ZGZ, besos de cierzo como un kalashnikov

La diáspora zaragozana, los que se van, llevan dentro la ciudad. Mientras estuvieron dijeron probablemente ” Zaragoza es una puta de mierda” y luego siempre vuelven con cariño y son más zgzfilos que cualquiera. Y los que se quedan al irse piensan tú también “eras” Zaragoza y ahora nos dejas, menuda puta mierda. Esto viene a colación de los comentarios leídos a raíz del fallecimiento del escritor e intelectual zaragozano Félix Romeo (con 43 años, que triste). Se desesperaba seguramente por los que se fueron maldiciendo su ciudad quizás por falta de oportunidades, pero también sabiendo del enorme potencial de todo tipo de sus gentes. Se necesitan más agitadores de la Cultura, para que Zaragoza no sea contemplado a veces como un frasco de melocotones hérmetico azuzado por el viento. Si abres la tapa de Zaragoza verás que no tiene que envidiar nada otros lugares más publicitados.

Si sabes de Zaragoza podrás elaborar tu propio Mapa de Besos de Zaragoza, como Angel Petisme (“cinta Transportadora”, Ed.Hiperión)

MAPA DE BESOS

 (Ángel Petisme)

 Los besos en Zaragoza saben a quinto de Ámbar,

a coliflor de la papelera de Montañana

y al lápiz de labios de esa madame teñida

que regenta el Linares, un bar por San Vicente de Paúl.

La gramola a 50 céntimos dos canciones.

Por los labios del tiempo, besos para tocar la vida.

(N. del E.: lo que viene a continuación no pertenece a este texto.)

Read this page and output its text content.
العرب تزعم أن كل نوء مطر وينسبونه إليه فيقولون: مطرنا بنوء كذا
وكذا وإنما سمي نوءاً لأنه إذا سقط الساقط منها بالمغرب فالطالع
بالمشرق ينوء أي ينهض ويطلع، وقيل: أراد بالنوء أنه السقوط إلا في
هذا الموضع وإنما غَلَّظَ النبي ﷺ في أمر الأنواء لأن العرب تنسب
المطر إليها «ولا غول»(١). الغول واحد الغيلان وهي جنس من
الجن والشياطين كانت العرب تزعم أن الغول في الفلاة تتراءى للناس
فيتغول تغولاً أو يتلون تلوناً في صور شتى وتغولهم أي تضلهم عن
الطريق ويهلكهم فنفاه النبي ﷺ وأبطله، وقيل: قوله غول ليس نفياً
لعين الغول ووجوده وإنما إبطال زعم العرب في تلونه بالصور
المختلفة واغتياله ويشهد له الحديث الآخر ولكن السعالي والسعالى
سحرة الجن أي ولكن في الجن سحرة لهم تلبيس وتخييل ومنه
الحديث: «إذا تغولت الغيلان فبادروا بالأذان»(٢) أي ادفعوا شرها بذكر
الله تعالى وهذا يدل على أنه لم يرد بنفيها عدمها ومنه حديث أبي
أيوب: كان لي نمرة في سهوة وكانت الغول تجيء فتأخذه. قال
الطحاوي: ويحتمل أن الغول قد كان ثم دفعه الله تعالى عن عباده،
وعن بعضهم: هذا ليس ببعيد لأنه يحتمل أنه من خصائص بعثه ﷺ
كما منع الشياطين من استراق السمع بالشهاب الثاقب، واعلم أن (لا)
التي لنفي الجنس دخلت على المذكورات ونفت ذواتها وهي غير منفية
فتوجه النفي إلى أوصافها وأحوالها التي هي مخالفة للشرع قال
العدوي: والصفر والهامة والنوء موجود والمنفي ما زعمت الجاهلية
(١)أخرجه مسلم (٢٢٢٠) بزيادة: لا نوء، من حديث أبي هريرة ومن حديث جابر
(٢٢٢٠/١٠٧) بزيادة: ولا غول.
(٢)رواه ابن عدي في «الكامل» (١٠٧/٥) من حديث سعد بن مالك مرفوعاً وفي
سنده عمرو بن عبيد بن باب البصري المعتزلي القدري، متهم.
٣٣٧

En el Puente de Piedra frente a la estatua del padre Boggiero,

con vistas al Club Náutico y el Pilar,

me encanta darte besos a la francesa.

A la izquierda del Club Náutico siempre imaginé

las bodegas de sangre del Ebro de Miguel Labordeta.

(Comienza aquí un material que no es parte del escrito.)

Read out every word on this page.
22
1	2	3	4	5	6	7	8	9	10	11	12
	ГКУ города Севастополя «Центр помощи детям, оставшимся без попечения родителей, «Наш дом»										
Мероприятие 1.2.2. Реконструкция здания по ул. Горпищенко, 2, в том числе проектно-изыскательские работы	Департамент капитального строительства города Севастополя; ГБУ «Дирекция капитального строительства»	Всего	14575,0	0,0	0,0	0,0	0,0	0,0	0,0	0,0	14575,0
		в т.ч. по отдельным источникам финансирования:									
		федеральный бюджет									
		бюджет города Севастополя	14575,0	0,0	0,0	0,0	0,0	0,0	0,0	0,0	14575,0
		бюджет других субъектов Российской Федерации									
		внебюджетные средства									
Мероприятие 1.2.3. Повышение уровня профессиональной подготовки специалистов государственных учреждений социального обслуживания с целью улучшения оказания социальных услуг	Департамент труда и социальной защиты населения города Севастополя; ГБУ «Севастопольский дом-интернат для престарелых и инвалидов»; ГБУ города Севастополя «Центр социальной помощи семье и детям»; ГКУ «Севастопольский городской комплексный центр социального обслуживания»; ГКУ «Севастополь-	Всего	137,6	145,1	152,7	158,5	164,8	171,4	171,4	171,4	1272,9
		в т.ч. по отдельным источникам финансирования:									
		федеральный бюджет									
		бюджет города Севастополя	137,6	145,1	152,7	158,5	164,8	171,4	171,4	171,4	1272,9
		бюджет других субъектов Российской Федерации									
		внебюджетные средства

Besos de cierzo, como un kalashnikov

que te parte la cara, abrazando a una mujer de niebla.

Me recuerda la peli de Leo Carax Les Amants du Pont Neuf,

Juliette Binoche con un parche en el ojo.

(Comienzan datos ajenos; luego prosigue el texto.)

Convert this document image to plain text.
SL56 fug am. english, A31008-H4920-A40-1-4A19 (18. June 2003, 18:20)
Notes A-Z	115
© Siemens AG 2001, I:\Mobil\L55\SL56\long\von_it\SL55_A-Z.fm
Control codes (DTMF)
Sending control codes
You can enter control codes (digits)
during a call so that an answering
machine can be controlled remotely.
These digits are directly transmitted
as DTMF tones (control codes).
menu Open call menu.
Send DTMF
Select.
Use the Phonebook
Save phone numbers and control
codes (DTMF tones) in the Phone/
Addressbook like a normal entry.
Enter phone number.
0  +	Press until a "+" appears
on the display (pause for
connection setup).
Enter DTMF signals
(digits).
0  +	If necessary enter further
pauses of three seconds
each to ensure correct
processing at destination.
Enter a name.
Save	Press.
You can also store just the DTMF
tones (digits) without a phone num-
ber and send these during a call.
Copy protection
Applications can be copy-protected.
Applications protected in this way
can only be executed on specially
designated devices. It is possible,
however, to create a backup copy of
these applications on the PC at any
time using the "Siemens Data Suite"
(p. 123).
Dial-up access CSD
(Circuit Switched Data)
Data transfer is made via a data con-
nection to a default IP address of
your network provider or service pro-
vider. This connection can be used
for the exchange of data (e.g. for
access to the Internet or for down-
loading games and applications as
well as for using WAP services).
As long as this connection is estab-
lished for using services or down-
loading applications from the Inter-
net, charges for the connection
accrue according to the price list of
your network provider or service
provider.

Los besos en Zaragoza saben a plazo fijo,

a hipoteca de Ibercaja y chantaje al futuro.

A estrellas en el Parque Grande

que estiran sus brazos hacia los hombres

y se suicidan en el Canal Imperial como bonzos.

Besos de Brugal con limón, de penas que aún no tienen nombre,

de luz sin tiempo dentro y promesas vacías

en Salou, la playa de Aragón.

Cualquier banco de una plaza recoleta,

San Felipe, San Pedro Nolasco, Santa Cruz,

son estupendos para poner a prueba mis empastes,

tocarte el alma con la lengua

y tararear un tema de Paul Weller. 22 sueños, por ejemplo.

Zaragoza sabe a besos de cine en el Elíseos

y al ambientador de canela y vainilla

de los váteres de La Luna y el Bacharach.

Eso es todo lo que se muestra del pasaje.